Goldman Sachs has raised its EUR/USD forecasts to 1.20 by year-end and 1.25 over the next 12 months, drawing parallels to the 2017 rally driven by global capital flows. However, unlike 2017 when the euro was deeply undervalued, the current move reflects a structural reassessment of the US dollar rather than renewed euro optimism.
Key Points:
Forecast Revisions:
Goldman now sees EUR/USD at:
1.20 by end-2025
1.25 over the 12-month horizon
Forecast upgrade comes amid signs of a slowing US economy and changing investor allocations.
2017 Comparison:
In 2017, global growth optimism and capital inflows into the Eurozone fueled EUR strength.
Rate differentials remained stable, but a shift in fund flows provided upward pressure.
Current Drivers: It's About the USD
Today, euro strength is less about Eurozone fundamentals and more about dollar weakness.
Preliminary fund flow data suggests rising investor interest in reallocating away from USD assets.
Valuation Contrast:
In 2017, the euro started from a deeply undervalued level—today it is broadly overvalued.
This limits the upside potential and makes the current move more about dollar repricing than euro revaluation.
Not Another 2002–2004:
The structural USD shift supports EUR/USD upside but lacks the valuation tailwind seen in past long-cycle rallies.

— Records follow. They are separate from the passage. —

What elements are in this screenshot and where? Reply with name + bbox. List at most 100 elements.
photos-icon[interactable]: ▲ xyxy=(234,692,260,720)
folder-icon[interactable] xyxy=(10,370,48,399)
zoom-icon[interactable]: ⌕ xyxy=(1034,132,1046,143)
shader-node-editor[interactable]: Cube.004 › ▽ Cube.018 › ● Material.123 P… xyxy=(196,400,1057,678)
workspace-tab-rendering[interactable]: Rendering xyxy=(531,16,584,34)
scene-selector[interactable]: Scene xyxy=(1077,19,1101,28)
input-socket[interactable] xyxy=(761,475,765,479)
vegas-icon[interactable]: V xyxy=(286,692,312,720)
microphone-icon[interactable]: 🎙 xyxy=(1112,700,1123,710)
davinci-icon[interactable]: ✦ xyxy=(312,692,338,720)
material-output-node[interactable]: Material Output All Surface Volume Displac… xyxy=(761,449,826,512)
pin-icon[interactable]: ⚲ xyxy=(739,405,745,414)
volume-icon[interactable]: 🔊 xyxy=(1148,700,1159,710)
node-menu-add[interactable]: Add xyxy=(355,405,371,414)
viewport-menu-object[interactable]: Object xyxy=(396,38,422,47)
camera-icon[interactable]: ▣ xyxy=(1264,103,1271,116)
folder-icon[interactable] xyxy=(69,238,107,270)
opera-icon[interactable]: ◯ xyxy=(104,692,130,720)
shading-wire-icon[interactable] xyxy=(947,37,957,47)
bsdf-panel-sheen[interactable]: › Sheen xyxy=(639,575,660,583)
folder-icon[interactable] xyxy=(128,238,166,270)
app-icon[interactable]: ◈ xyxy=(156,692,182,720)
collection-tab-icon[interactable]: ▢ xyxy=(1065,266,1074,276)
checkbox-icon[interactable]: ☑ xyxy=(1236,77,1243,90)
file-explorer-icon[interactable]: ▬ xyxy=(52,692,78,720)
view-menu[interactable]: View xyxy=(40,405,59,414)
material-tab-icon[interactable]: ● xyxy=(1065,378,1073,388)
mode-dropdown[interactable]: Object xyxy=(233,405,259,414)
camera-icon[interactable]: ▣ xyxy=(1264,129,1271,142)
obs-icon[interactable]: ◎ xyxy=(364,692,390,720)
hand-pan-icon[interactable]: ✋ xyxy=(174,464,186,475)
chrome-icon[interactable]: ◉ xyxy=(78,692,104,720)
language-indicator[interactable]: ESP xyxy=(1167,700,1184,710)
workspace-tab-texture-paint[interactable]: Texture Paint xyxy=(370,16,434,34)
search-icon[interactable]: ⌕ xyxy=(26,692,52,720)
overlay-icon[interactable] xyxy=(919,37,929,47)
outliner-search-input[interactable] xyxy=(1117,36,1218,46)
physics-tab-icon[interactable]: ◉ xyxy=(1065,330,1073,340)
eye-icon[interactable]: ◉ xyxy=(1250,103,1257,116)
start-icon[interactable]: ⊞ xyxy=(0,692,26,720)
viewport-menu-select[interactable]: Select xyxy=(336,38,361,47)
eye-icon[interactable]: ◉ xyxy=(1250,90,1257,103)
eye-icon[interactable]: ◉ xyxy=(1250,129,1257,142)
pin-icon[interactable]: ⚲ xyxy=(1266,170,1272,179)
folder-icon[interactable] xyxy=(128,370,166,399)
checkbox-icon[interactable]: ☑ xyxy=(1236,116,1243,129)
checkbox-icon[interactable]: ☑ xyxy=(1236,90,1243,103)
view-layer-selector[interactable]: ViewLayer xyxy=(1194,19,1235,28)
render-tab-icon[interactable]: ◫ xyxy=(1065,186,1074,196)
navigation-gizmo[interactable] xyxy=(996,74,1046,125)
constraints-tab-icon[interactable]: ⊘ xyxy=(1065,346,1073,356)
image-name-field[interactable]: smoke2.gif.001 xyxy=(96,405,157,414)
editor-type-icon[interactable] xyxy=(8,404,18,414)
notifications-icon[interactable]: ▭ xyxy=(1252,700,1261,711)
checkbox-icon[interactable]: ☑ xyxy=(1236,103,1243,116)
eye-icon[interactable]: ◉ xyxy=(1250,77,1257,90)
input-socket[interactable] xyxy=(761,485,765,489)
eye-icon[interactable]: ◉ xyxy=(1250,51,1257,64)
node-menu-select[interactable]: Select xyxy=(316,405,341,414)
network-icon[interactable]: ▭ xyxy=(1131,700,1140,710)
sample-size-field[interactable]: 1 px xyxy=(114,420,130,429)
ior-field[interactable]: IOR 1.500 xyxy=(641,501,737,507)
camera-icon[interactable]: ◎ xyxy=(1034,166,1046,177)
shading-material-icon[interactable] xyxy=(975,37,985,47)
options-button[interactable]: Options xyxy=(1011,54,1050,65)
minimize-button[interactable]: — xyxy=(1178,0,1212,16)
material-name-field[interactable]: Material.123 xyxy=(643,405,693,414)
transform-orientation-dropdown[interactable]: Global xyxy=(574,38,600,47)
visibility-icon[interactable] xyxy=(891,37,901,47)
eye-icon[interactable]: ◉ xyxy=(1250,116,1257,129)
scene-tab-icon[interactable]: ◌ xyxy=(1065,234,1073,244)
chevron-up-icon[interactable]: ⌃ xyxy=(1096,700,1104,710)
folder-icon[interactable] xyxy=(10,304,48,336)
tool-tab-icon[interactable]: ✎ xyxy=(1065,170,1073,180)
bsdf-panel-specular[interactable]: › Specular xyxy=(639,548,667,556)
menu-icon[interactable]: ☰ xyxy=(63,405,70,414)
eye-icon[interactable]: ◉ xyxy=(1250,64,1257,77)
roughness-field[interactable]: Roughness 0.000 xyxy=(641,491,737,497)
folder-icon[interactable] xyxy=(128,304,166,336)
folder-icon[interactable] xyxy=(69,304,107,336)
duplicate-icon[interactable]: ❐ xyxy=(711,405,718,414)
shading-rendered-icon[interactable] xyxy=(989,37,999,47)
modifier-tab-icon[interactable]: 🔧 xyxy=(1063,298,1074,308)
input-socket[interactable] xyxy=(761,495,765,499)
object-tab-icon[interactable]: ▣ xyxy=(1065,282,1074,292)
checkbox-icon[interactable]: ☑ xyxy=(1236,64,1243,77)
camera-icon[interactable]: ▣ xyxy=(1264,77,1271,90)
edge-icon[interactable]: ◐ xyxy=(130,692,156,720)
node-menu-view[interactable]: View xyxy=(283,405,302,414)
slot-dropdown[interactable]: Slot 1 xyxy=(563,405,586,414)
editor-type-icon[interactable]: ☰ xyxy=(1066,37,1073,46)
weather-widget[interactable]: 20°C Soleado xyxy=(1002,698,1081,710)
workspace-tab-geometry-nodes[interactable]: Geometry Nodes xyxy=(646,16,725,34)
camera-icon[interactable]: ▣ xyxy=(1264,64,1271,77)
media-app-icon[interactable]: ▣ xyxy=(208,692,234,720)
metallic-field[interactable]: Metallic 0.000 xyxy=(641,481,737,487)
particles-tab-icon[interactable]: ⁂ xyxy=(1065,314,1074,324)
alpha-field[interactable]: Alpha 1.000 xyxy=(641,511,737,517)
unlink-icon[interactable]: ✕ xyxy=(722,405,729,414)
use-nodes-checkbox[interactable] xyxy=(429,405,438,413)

As a result, Goldman views the rally as more contained and measured compared to earlier episodes of sustained dollar depreciation.
Conclusion:
Goldman Sachs sees further upside for EUR/USD, driven by broad-based USD weakness and shifting global capital flows. While there are echoes of 2017, the current rally is more about a reassessment of US economic leadership and dollar valuations than a euro-area story. As such, 1.25 is possible, but the path higher will be steadier and more limited than in prior cycles.